Re: [PATCH v2 1/2] x86/asm: Pin sensitive CR4 bits
From: Thomas Gleixner
Date: Sun Jun 16 2019 - 18:31:30 EST
On Fri, 14 Jun 2019, Kees Cook wrote:
> On Fri, Jun 14, 2019 at 04:57:36PM +0200, Thomas Gleixner wrote:
> > Wouldn't it make sense to catch situations where a regular caller provides
> > @val with pinned bits unset? I.e. move the OR into this code path after
> > storing bits_missing.
>
> I mentioned this in the commit log, but maybe I wasn't very clear:
>
> > > Since these bits are global state (once established by the boot CPU
> > > and kernel boot parameters), they are safe to write to secondary CPUs
> > > before those CPUs have finished feature detection. As such, the bits are
> > > written with an "or" performed before the register write as that is both
> > > easier and uses a few bytes less storage of a location we don't have:
> > > read-only per-CPU data. (Note that initialization via cr4_init_shadow()
> > > isn't early enough to avoid early native_write_cr4() calls.)

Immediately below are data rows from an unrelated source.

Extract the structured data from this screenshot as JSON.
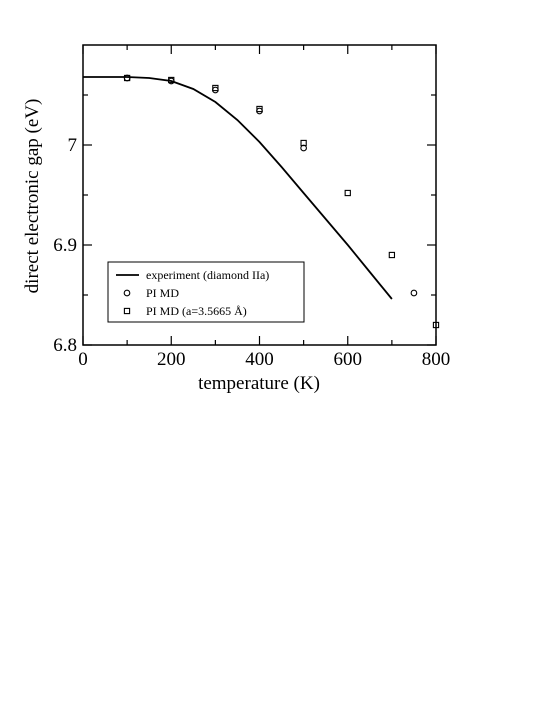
{
  "chart_data": {
    "type": "scatter",
    "title": "",
    "xlabel": "temperature (K)",
    "ylabel": "direct electronic gap (eV)",
    "xlim": [
      0,
      800
    ],
    "ylim": [
      6.8,
      7.1
    ],
    "xticks": [
      0,
      200,
      400,
      600,
      800
    ],
    "yticks": [
      6.8,
      6.9,
      7.0
    ],
    "xtick_labels": [
      "0",
      "200",
      "400",
      "600",
      "800"
    ],
    "ytick_labels": [
      "6.8",
      "6.9",
      "7"
    ],
    "grid": false,
    "legend_position": "lower-left",
    "series": [
      {
        "name": "experiment (diamond IIa)",
        "kind": "line",
        "x": [
          0,
          50,
          100,
          150,
          200,
          250,
          300,
          350,
          400,
          450,
          500,
          550,
          600,
          650,
          700
        ],
        "y": [
          7.068,
          7.068,
          7.068,
          7.067,
          7.064,
          7.056,
          7.043,
          7.025,
          7.003,
          6.978,
          6.952,
          6.926,
          6.9,
          6.873,
          6.846
        ]
      },
      {
        "name": "PI MD",
        "kind": "marker",
        "marker": "circle",
        "x": [
          100,
          200,
          300,
          400,
          500,
          750
        ],
        "y": [
          7.067,
          7.064,
          7.055,
          7.034,
          6.997,
          6.852
        ]
      },
      {
        "name": "PI MD (a=3.5665 Å)",
        "kind": "marker",
        "marker": "square",
        "x": [
          100,
          200,
          300,
          400,
          500,
          600,
          700,
          800
        ],
        "y": [
          7.067,
          7.065,
          7.057,
          7.036,
          7.002,
          6.952,
          6.89,
          6.82
        ]
      }
    ]
  }
}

Right, I know, but I was really aiming for the extra benefit of catching
legit kernel callers which feed crap into that function. I'm not so fond of
silently papering over crap.
> Basically, there are calls of native_write_cr4() made very early in
> secondary CPU init that would hit the "eek missing bit" case, and using
> the cr4_init_shadow() trick mentioned by Linus still wasn't early
> enough. So, since feature detection for these bits is "done" (i.e.

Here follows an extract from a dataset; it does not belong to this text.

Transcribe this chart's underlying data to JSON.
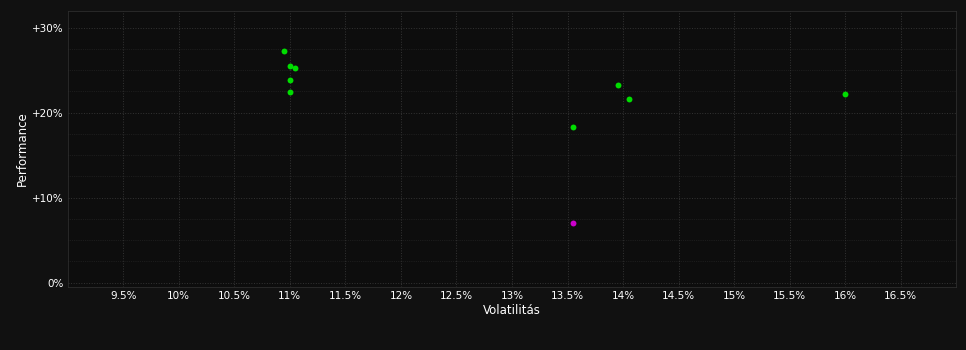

> secondary CPUs will match the boot CPU's for these bits), it's safe to
> set them "early". To avoid this, we'd need a per-cpu "am I ready to set
> these bits?" state, and it'd need to be read-only-after-init, which is
> not a section that exists and seems wasteful to create (4095 bytes
> unused) for this feature alone.
>
> > Something like this:
> >
> > unsigned long bits_missing = 0;
> >
> > again:
> > asm volatile("mov %0,%%cr4": "+r" (val), "+m" (cr4_pinned_bits));
> >
> > if (static_branch_likely(&cr_pinning)) {
> > if (unlikely((val & cr4_pinned_bits) != cr4_pinned_bits)) {
> > bits_missing = ~val & cr4_pinned_bits;
> > val |= cr4_pinned_bits;
> > goto again;
> > }
> > /* Warn after we've set the missing bits. */
> > WARN_ONCE(bits_missing, "CR4 bits went missing: %lx!?\n",
> > bits_missing);
> > }
>
> Yup, that's actually exactly what I had tried. Should I try to track down
> the very early callers and OR in the bits at the call sites instead? (This
> had occurred to me also, but it seemed operationally equivalent to ORing
> at the start of native_write_cr4(), so I didn't even bother trying it).

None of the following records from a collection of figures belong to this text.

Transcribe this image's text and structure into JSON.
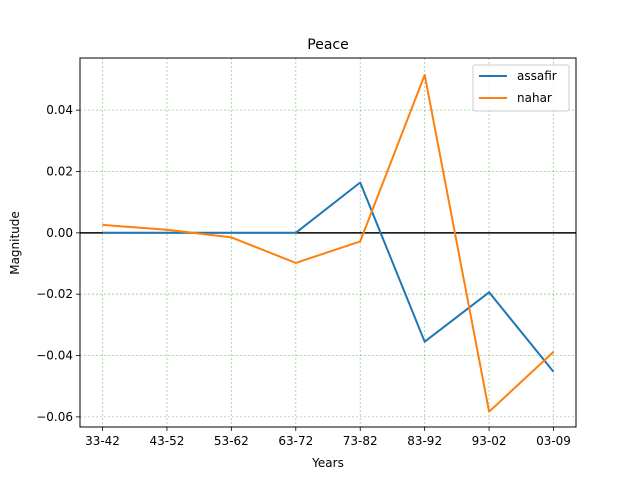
{
  "chart_data": {
    "type": "line",
    "title": "Peace",
    "xlabel": "Years",
    "ylabel": "Magnitude",
    "categories": [
      "33-42",
      "43-52",
      "53-62",
      "63-72",
      "73-82",
      "83-92",
      "93-02",
      "03-09"
    ],
    "series": [
      {
        "name": "assafir",
        "color": "#1f77b4",
        "values": [
          0.0,
          0.0,
          0.0,
          0.0,
          0.0164,
          -0.0355,
          -0.0194,
          -0.0453
        ]
      },
      {
        "name": "nahar",
        "color": "#ff7f0e",
        "values": [
          0.0026,
          0.001,
          -0.0015,
          -0.0098,
          -0.0028,
          0.0515,
          -0.0583,
          -0.0388
        ]
      }
    ],
    "yticks": [
      0.04,
      0.02,
      0.0,
      -0.02,
      -0.04,
      -0.06
    ],
    "ytick_labels": [
      "0.04",
      "0.02",
      "0.00",
      "−0.02",
      "−0.04",
      "−0.06"
    ],
    "ylim": [
      -0.0633,
      0.057
    ],
    "zero_line": true,
    "grid": true,
    "grid_color": "#2ca02c",
    "legend_position": "top-right"
  }
}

Nah. The straight forward approach is to do right when the secondary CPU
comes into life, before it does any cr4 write (except for the code in
entry_64.S), something like the below.
Thanks,
tglx
8<-------------
diff --git a/arch/x86/kernel/smpboot.c b/arch/x86/kernel/smpboot.c
index 362dd8953f48..f9304b356a83 100644
--- a/arch/x86/kernel/smpboot.c
+++ b/arch/x86/kernel/smpboot.c
@@ -205,13 +205,17 @@ static int enable_start_cpu0;
*/
static void notrace start_secondary(void *unused)
{
+ unsigned long cr4 = __read_cr4();
+
/*
* Don't put *anything* except direct CPU state initialization
* before cpu_init(), SMP booting is too fragile that we want to
* limit the things done here to the most necessary things.
*/
if (boot_cpu_has(X86_FEATURE_PCID))
- __write_cr4(__read_cr4() | X86_CR4_PCIDE);
+ cr4 |= X86_CR4_PCIDE;
+
+ __write_cr4(cr4 | cr4_pinned_bits)
#ifdef CONFIG_X86_32
/* switch away from the initial page table */